In the proposed approach, we model the dynamic texture in two graphs (i.e. networks): spatial graph and temporal graph. The spatial graph models the appearance characteristics, while the temporal graph contains the motion properties of the dynamic texture. In this way, we apply the DPS walks on these two graphs and use statistical characteristics of the trajectories to represent the appearance and motion of the dynamic texture in a feature vector. The proposed approach is different of the previous works [9,10,11] because it combines graph modeling and DPS walks characteristics, while in [9, 10] only the DPS walks is applied in the videos and in [11] only the complex network theory is used to modeling and characterization. In Sect. 2 our proposed method to dynamic texture analysis is detailed. The experimental setup is described in Sect. 3. In Sect. 4 the experimental results are presented and discussed. Finally, the paper is concluded in Sect. 5.

2 Proposed Approach

2.1 Network Modeling

The network sciences (also called complex network) field uses the formalism of graph theory with the incorporation of statistical mechanics and complex systems. It has attracted increased attention because of its ability to represent and study a wide range of systems and data. In computer vision, the networks have been used to model and analyze images and video analysis [2, 21,22,23]. In this paper, we use the graph to represent the dynamic texture video. In dynamic texture analysis, it is important to obtain appearance and motion features in order to accurately represent the video. To achieve this, in the proposed approach, we model the dynamic texture video in two graphs (networks): the spatial graph \(G_S=(V_S, E_S)\) that characterizes the appearance properties and the temporal graph \(G_T=(V_T, E_T)\) that contains the motion properties.

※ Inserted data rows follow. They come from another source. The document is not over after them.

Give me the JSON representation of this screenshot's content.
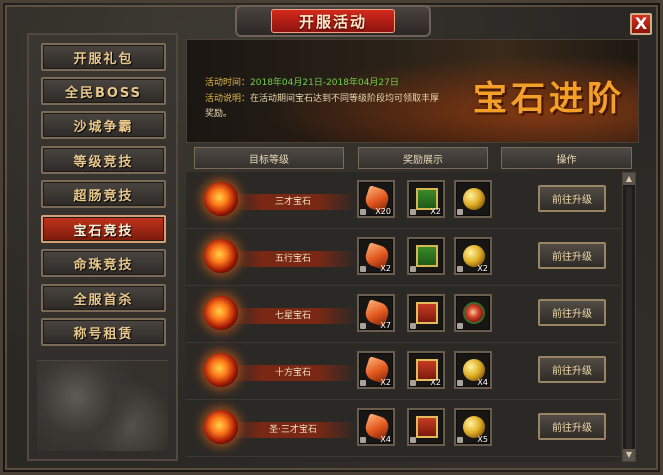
{
  "window": {
    "title": "开服活动",
    "close_label": "X"
  },
  "menu": {
    "items": [
      {
        "label": "开服礼包",
        "active": false
      },
      {
        "label": "全民BOSS",
        "active": false
      },
      {
        "label": "沙城争霸",
        "active": false
      },
      {
        "label": "等级竞技",
        "active": false
      },
      {
        "label": "超肠竞技",
        "active": false
      },
      {
        "label": "宝石竞技",
        "active": true
      },
      {
        "label": "命珠竞技",
        "active": false
      },
      {
        "label": "全服首杀",
        "active": false
      },
      {
        "label": "称号租赁",
        "active": false
      }
    ]
  },
  "banner": {
    "time_label": "活动时间：",
    "time_value": "2018年04月21日-2018年04月27日",
    "desc_label": "活动说明：",
    "desc_line1": "在活动期间宝石达到不同等级阶段均可领取丰厚",
    "desc_line2": "奖励。",
    "title": "宝石进阶"
  },
  "table": {
    "headers": [
      "目标等级",
      "奖励展示",
      "操作"
    ],
    "button_label": "前往升级",
    "rows": [
      {
        "gem": "三才宝石",
        "rewards": [
          {
            "icon": "orange-gem-icon",
            "qty": "X20"
          },
          {
            "icon": "green-book-icon",
            "qty": "X2"
          },
          {
            "icon": "gold-coin-icon",
            "qty": ""
          }
        ]
      },
      {
        "gem": "五行宝石",
        "rewards": [
          {
            "icon": "orange-gem-icon",
            "qty": "X2"
          },
          {
            "icon": "green-book-icon",
            "qty": ""
          },
          {
            "icon": "gold-coin-icon",
            "qty": "X2"
          }
        ]
      },
      {
        "gem": "七星宝石",
        "rewards": [
          {
            "icon": "orange-gem-icon",
            "qty": "X7"
          },
          {
            "icon": "red-book-icon",
            "qty": ""
          },
          {
            "icon": "red-medal-icon",
            "qty": ""
          }
        ]
      },
      {
        "gem": "十方宝石",
        "rewards": [
          {
            "icon": "orange-gem-icon",
            "qty": "X2"
          },
          {
            "icon": "red-book-icon",
            "qty": "X2"
          },
          {
            "icon": "gold-coin-icon",
            "qty": "X4"
          }
        ]
      },
      {
        "gem": "圣·三才宝石",
        "rewards": [
          {
            "icon": "orange-gem-icon",
            "qty": "X4"
          },
          {
            "icon": "red-book-icon",
            "qty": ""
          },
          {
            "icon": "gold-coin-icon",
            "qty": "X5"
          }
        ]
      }
    ]
  }
}
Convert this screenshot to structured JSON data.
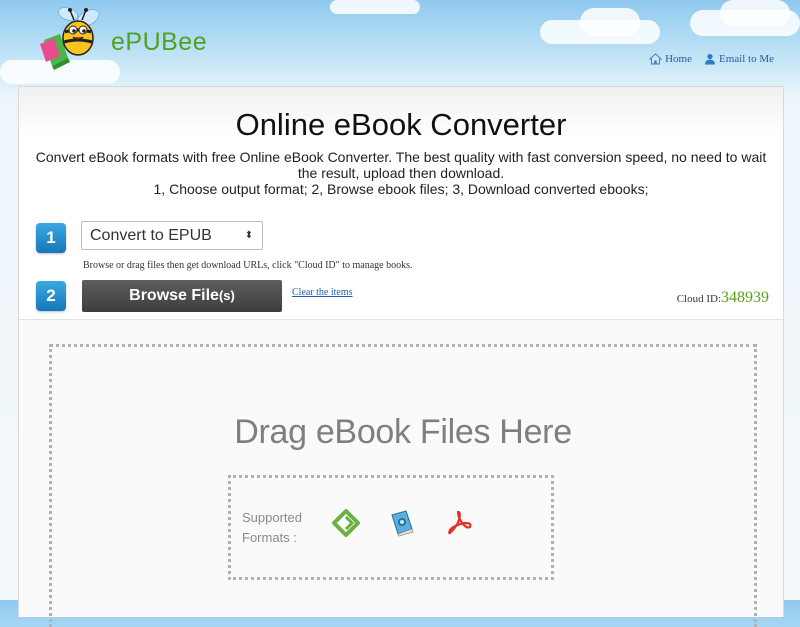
{
  "brand": {
    "name": "ePUBee"
  },
  "nav": {
    "home": "Home",
    "email": "Email to Me"
  },
  "hero": {
    "title": "Online eBook Converter",
    "description": "Convert eBook formats with free Online eBook Converter. The best quality with fast conversion speed, no need to wait the result, upload then download.",
    "steps_text": "1, Choose output format; 2, Browse ebook files; 3, Download converted ebooks;"
  },
  "step1": {
    "number": "1",
    "selected_format": "Convert to EPUB",
    "select_arrow": "⬍"
  },
  "hint": "Browse or drag files then get download URLs, click \"Cloud ID\" to manage books.",
  "step2": {
    "number": "2",
    "browse_label": "Browse File",
    "browse_suffix": "(s)",
    "clear_label": "Clear the items"
  },
  "cloud": {
    "label": "Cloud ID:",
    "id": "348939"
  },
  "dropzone": {
    "title": "Drag eBook Files Here",
    "formats_line1": "Supported",
    "formats_line2": "Formats :"
  },
  "icons": [
    "epub-icon",
    "mobi-book-icon",
    "pdf-icon"
  ],
  "colors": {
    "brand_green": "#4ea321",
    "link_blue": "#1f5ea8",
    "step_blue": "#1677b8",
    "cloud_id_green": "#5a9e1c",
    "pdf_red": "#e0312b"
  }
}
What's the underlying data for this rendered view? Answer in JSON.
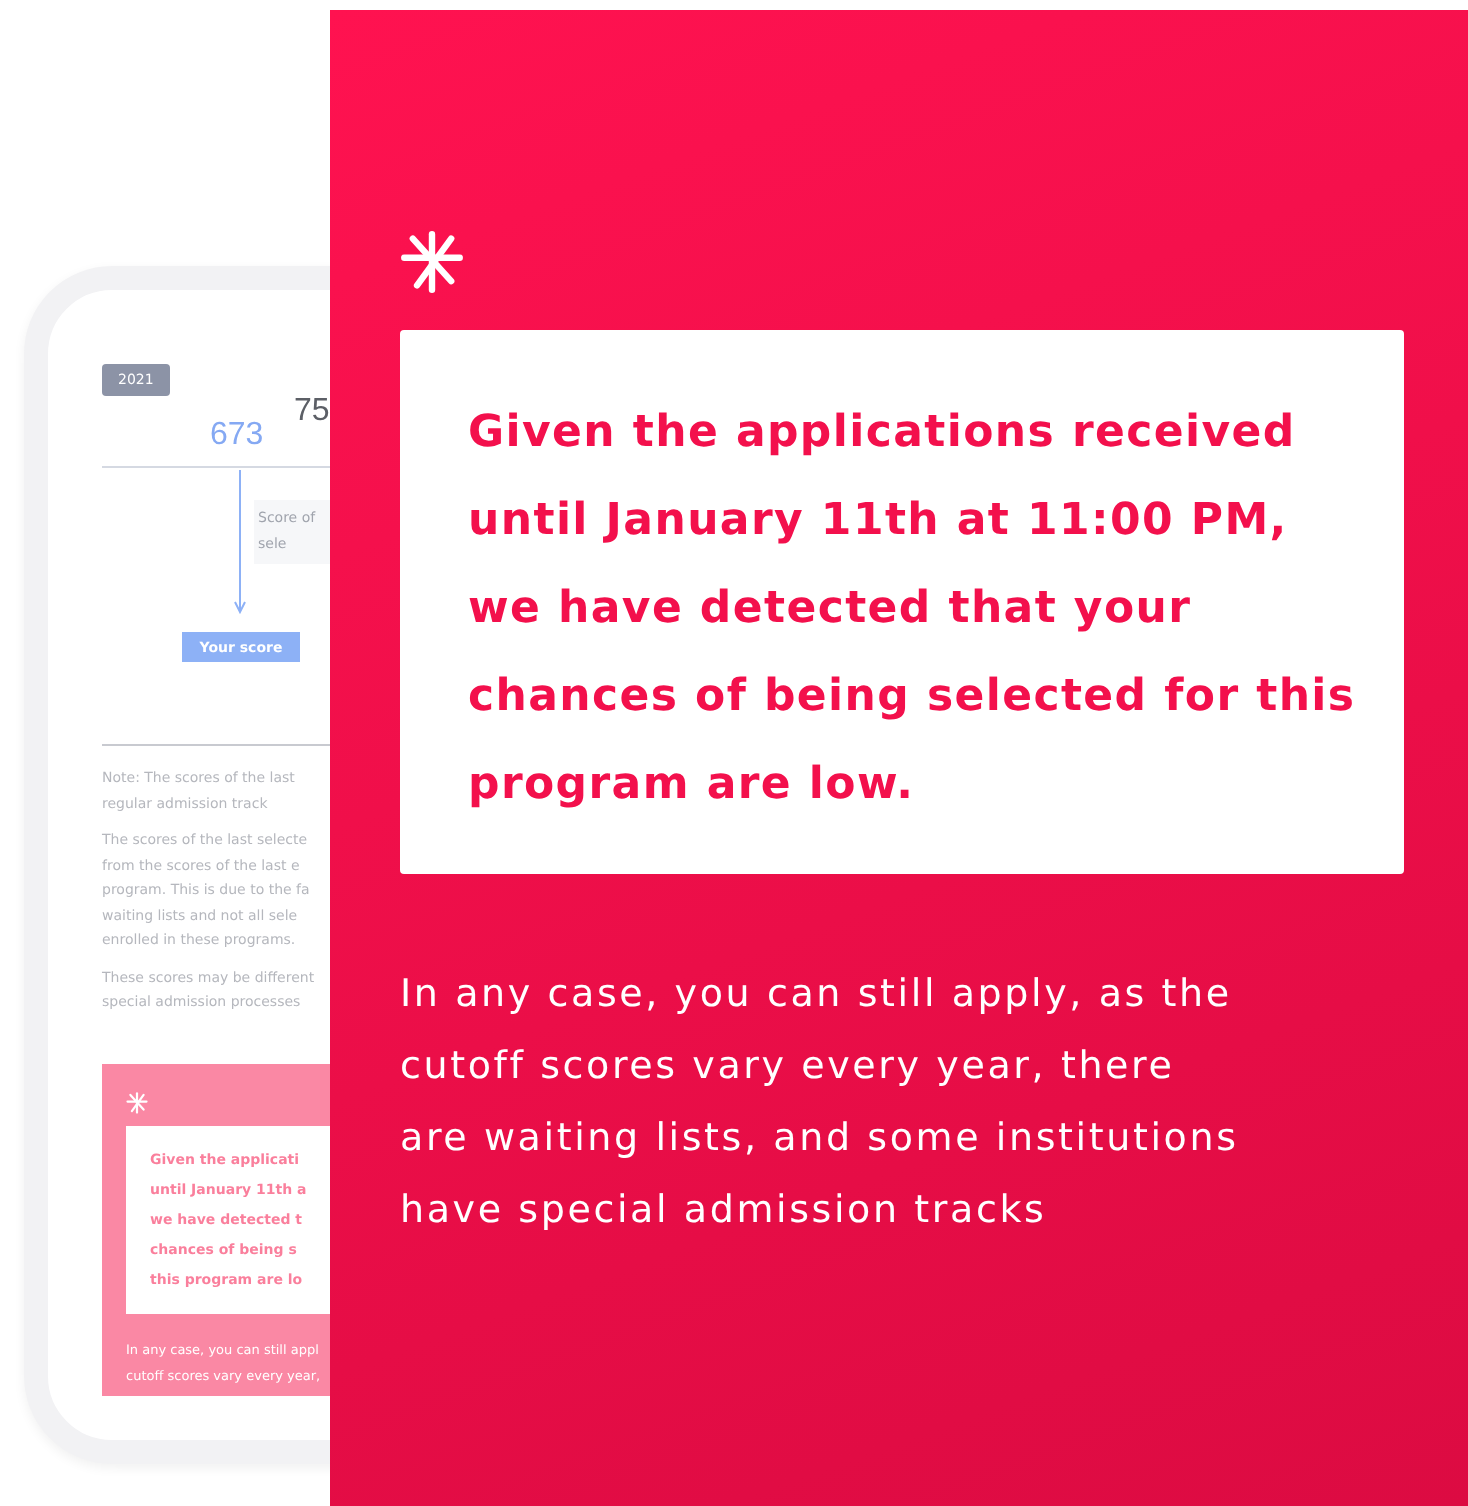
{
  "phone": {
    "year_badge": "2021",
    "your_score_value": "673",
    "last_selected_value": "75",
    "last_selected_label": [
      "Score of",
      "sele"
    ],
    "your_score_label": "Your score",
    "notes": [
      [
        "Note: The scores of the last",
        "regular admission track"
      ],
      [
        "The scores of the last selecte",
        "from the scores of the last e",
        "program. This is due to the fa",
        "waiting lists and not all sele",
        "enrolled in these programs."
      ],
      [
        "These scores may be different",
        "special admission processes"
      ]
    ],
    "alert_card": {
      "message": [
        "Given the applicati",
        "until January 11th a",
        "we have detected t",
        "chances of being s",
        "this program are lo"
      ],
      "footer": [
        "In any case, you can still appl",
        "cutoff scores vary every year,"
      ]
    }
  },
  "panel": {
    "message": "Given the applications received until January 11th at 11:00 PM, we have detected that your chances of being selected for this program are low.",
    "footer": "In any case, you can still apply, as the cutoff scores vary every year, there are waiting lists, and some institutions have special admission tracks"
  }
}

In the two graphs, each pixel \(i = (x_i,y_i,t_i)\) is mapped into a vertex \(i \in V\), where \(x_i\) and \(y_i\) are the spatial coordinates and \(t_i\) the temporal coordinate of the pixel i. The main difference between the two graphs is the definition of the set of edges. In the spatial graph, the set \(E_S\) is defined by the connection of all vertices whose the Euclidean distance is smaller or equal than a given radius \(\sqrt{2}\) and the time coordinates \(t_i\) and \(t_j\) are equal,

$$\begin{aligned} e_{ij} \in E_S \iff \sqrt{(x_i-x_j)^2 + (y_i-y_j)^2} \le \sqrt{2} \text { and } t_i = t_j \end{aligned}$$
(1)

On the other hand, in the temporal graph, the set of edges is defined by connecting the vertices whose the Euclidean distance is smaller or equal than \(\sqrt{3}\) and the time coordinates are different,

$$\begin{aligned} e_{ij} \in E_T \iff \sqrt{(x_i-x_j)^2 + (y_i-y_j)^2 + (t_i-t_j)^2} \le \sqrt{3} \text { and } t_i \ne t_j \end{aligned}$$
(2)

Figure 1 illustrates three frames modeled as a graph. The frames are represented by the spheres in blue, green and red. For each edge \(e_{ij}\) connecting two vertices i and j, a weight \(w(e_{ij})\) is defined by the difference of intensities between the two pixels that represent the vertices:

$$\begin{aligned} w(e_{ij}) = \frac{|I(i) - I(j)|}{255}, \end{aligned}$$
(3)

where \(I(i) \in [0,255]\) is the gray intensity of a pixel i.

Fig. 1.
figure 1

Three frames modeled as a temporal graph. The edges connecting only vertices of different frames. (Color figure online)

2.2 DPS Walks on Networks

The deterministic partially self-avoiding (DPS) walk is an agent, which was initially used to study regular and random media [15]. This deterministic walk produces a set of trajectories that are used to characterize the environment in which they were performed. The DPS walk was applied with success for feature extraction in different classification tasks, such as in texture analysis [3], dynamic texture classification [9, 10], shape analysis [20] and complex network classification [12].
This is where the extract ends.